Cooked barley, quinoa or rice will fit in nicely, he said.

“Something that you would have to give it another texture and a little bit of protein,” he said.

Courtney Chase, who works at the West Bloomfield Township Public Library Westacres Branch, said that one of her co-workers told her about a lasagna soup, which she has kept in her roster for about 10 months.

“We often share recipes with another,” she said, adding that she loves “normal lasagna.” “All lasagna lovers will fall in love with it.”

Chase said that the “delicious” soup is perfect for cold fall days.

The soup takes about 30 minutes to cook and includes 8 ounces of lasagna noodles, broken into smaller pieces; other traditional lasagna ingredients; along with chicken broth, and heavy cream and cheese for garnish.

Chase said that her mother and sister are not huge fans of pasta, but they fell in love with the soup.

“My sister liked the flavor and the amount of noodle was not too overwhelming, and that there were so many ways to make it unique and many choices for garnish,” she said. “Out of any soup I have made, this is one of my favorites.”

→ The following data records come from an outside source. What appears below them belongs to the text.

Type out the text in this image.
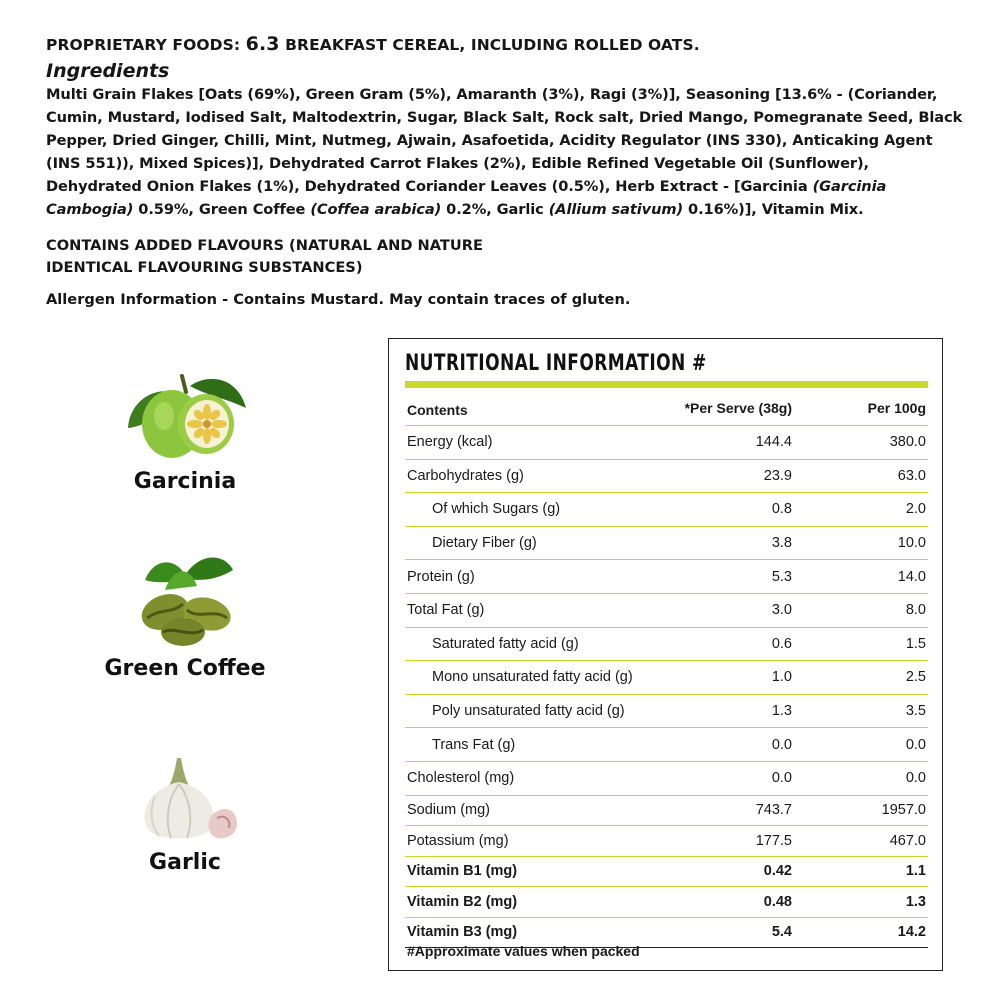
PROPRIETARY FOODS: 6.3 BREAKFAST CEREAL, INCLUDING ROLLED OATS.
Ingredients
Multi Grain Flakes [Oats (69%), Green Gram (5%), Amaranth (3%), Ragi (3%)], Seasoning [13.6% - (Coriander, Cumin, Mustard, Iodised Salt, Maltodextrin, Sugar, Black Salt, Rock salt, Dried Mango, Pomegranate Seed, Black Pepper, Dried Ginger, Chilli, Mint, Nutmeg, Ajwain, Asafoetida, Acidity Regulator (INS 330), Anticaking Agent (INS 551)), Mixed Spices)], Dehydrated Carrot Flakes (2%), Edible Refined Vegetable Oil (Sunflower), Dehydrated Onion Flakes (1%), Dehydrated Coriander Leaves (0.5%), Herb Extract - [Garcinia (Garcinia Cambogia) 0.59%, Green Coffee (Coffea arabica) 0.2%, Garlic (Allium sativum) 0.16%)], Vitamin Mix.
CONTAINS ADDED FLAVOURS (NATURAL AND NATURE IDENTICAL FLAVOURING SUBSTANCES)
Allergen Information - Contains Mustard. May contain traces of gluten.
Garcinia
Green Coffee
Garlic
NUTRITIONAL INFORMATION #
Contents	*Per Serve (38g)	Per 100g
Energy (kcal)	144.4	380.0
Carbohydrates (g)	23.9	63.0
Of which Sugars (g)	0.8	2.0
Dietary Fiber (g)	3.8	10.0
Protein (g)	5.3	14.0
Total Fat (g)	3.0	8.0
Saturated fatty acid (g)	0.6	1.5
Mono unsaturated fatty acid (g)	1.0	2.5
Poly unsaturated fatty acid (g)	1.3	3.5
Trans Fat (g)	0.0	0.0
Cholesterol (mg)	0.0	0.0
Sodium (mg)	743.7	1957.0
Potassium (mg)	177.5	467.0
Vitamin B1 (mg)	0.42	1.1
Vitamin B2 (mg)	0.48	1.3
Vitamin B3 (mg)	5.4	14.2
#Approximate values when packed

For more information on the demonstration kitchen, including a full schedule of upcoming classes, go to

For more information on Jinji Korean Cuisine & Soju Bar, go to

For more information on The Lunch Café, go to

Butternut squash soup

• 3 cups butternut squash, peeled, seeded and diced
• 1/2 cup onions, diced
• 1 cup Granny Smith apples, peeled, cored and diced
• 1 Tbsp. olive oil
• 4 cups vegetable stock
• 2 Tbsp. honey
• 1/4 cup skim milk
• 1 pinch cayenne pepper
• 1 pinch nutmeg
• 1 pinch cinnamon
• Salt and pepper, to taste


• In a medium saucepan, sweat onions for 10 minutes with olive oil.
• Add squash, apples, spices and stock.
• Reduce heat and simmer, 20-25 minutes.
• Puree in food processor or blender.
• Adjust seasoning to taste.
• Stir in skim milk, if desired.
• Garnish with candied pecans (optional).